29 Deze rechtsbepalingen zullen voor u blijven gelden van geslacht tot geslacht, overal waar gij woont.
Det skal være eder en retsgyldig Anordning fra Slægt til Slægt, hvor I end bor.
30 Wanneer iemand een mens heeft vermoord, dan zal men den moordenaar op het woord van getuigen ter dood brengen; maar één getuige zal niet voldoende zijn, om een mens te doen sterven.
Naar nogen slaar et Menneske ihjel, maa man kun dræbe Manddraberen efter flere Vidners Udsagn. Et enkelt Vidnes Udsagn er ikke nok til en Dødsdom.
31 Gij moogt voor het leven van een moordenaar, die des doods schuldig is, geen losgeld aannemen; want hij moet ter dood worden gebracht.
I maa ikke tage mod Sonebøde for en Manddraber, naar han har forbrudt sit Liv; han skal lide Døden,
32 Evenmin moogt gij voor iemand, die naar een vrijstad gevlucht is, losgeld aannemen, om vóór de dood van den hogepriester terug te keren en zijn land te bewonen.
Heller ikke maa I tage mod Sonebøde, saaledes at den, der er tyet til sin Tilflugtsby, før Ypperstepræstens Død kan vende tilbage og bosætte sig i Landet.

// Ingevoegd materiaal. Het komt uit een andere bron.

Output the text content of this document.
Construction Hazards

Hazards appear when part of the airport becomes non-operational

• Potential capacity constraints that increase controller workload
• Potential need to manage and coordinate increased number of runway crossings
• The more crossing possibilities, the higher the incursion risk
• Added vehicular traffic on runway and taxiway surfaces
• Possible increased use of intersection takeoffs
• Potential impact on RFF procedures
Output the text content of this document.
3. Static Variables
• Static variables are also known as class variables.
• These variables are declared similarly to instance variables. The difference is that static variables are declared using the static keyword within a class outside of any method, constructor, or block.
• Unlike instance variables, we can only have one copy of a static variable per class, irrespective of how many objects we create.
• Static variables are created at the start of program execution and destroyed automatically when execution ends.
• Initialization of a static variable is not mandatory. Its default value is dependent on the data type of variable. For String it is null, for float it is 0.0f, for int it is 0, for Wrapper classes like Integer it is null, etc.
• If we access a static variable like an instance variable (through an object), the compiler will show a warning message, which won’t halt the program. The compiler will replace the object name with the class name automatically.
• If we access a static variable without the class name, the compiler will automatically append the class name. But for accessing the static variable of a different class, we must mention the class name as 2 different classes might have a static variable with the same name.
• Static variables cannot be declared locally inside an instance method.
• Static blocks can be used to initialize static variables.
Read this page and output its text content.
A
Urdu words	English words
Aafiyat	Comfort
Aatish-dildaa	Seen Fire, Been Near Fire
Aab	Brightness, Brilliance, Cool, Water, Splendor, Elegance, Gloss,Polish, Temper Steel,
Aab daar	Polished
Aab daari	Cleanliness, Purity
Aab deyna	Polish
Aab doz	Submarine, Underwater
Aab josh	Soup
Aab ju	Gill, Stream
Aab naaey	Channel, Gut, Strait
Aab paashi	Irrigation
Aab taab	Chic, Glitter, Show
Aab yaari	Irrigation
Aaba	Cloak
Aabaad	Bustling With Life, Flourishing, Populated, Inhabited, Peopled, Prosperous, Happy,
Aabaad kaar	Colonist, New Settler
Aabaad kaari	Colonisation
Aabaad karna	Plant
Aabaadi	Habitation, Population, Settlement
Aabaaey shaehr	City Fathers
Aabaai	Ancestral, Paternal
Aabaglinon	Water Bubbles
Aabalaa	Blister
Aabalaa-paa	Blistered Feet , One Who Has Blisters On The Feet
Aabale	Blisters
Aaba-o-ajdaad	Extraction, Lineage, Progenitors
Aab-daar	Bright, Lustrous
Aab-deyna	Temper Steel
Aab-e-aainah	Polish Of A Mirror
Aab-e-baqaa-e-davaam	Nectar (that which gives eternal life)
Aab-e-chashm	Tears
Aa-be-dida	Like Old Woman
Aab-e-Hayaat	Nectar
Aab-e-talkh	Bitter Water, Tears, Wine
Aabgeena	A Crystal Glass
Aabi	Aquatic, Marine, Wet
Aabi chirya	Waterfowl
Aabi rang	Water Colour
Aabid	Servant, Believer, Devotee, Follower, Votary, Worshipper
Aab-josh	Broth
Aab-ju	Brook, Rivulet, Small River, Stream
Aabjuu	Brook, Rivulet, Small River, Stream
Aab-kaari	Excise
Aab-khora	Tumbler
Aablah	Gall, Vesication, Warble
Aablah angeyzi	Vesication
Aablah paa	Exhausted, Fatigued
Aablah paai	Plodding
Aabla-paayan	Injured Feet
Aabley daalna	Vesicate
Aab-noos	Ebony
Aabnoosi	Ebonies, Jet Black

33 Neen, gij moogt het land, waar gij woont, niet ontwijden! Want bloed ontwijdt het land; en voor het land, waarop bloed is vergoten, kan geen verzoening worden verkregen, dan door het bloed van hem, die het vergoten heeft.
Vanhelliger ikke det Land, I er i, thi Blodet vanhelliger Landet, og Landet faar kun Soning for det Blod, der er udgydt deri, ved dens Blod, der har udgydt det.
34 Bezoedelt dus het land niet, waar gij woont, en waarin ook Ik woon; want Ik, Jahweh, woon te midden van Israëls kinderen.
Gør ikke det Land urent, I er bosat i, og i hvis Midte jeg bor; thi jeg HERREN bor midt iblandt Israels Børn.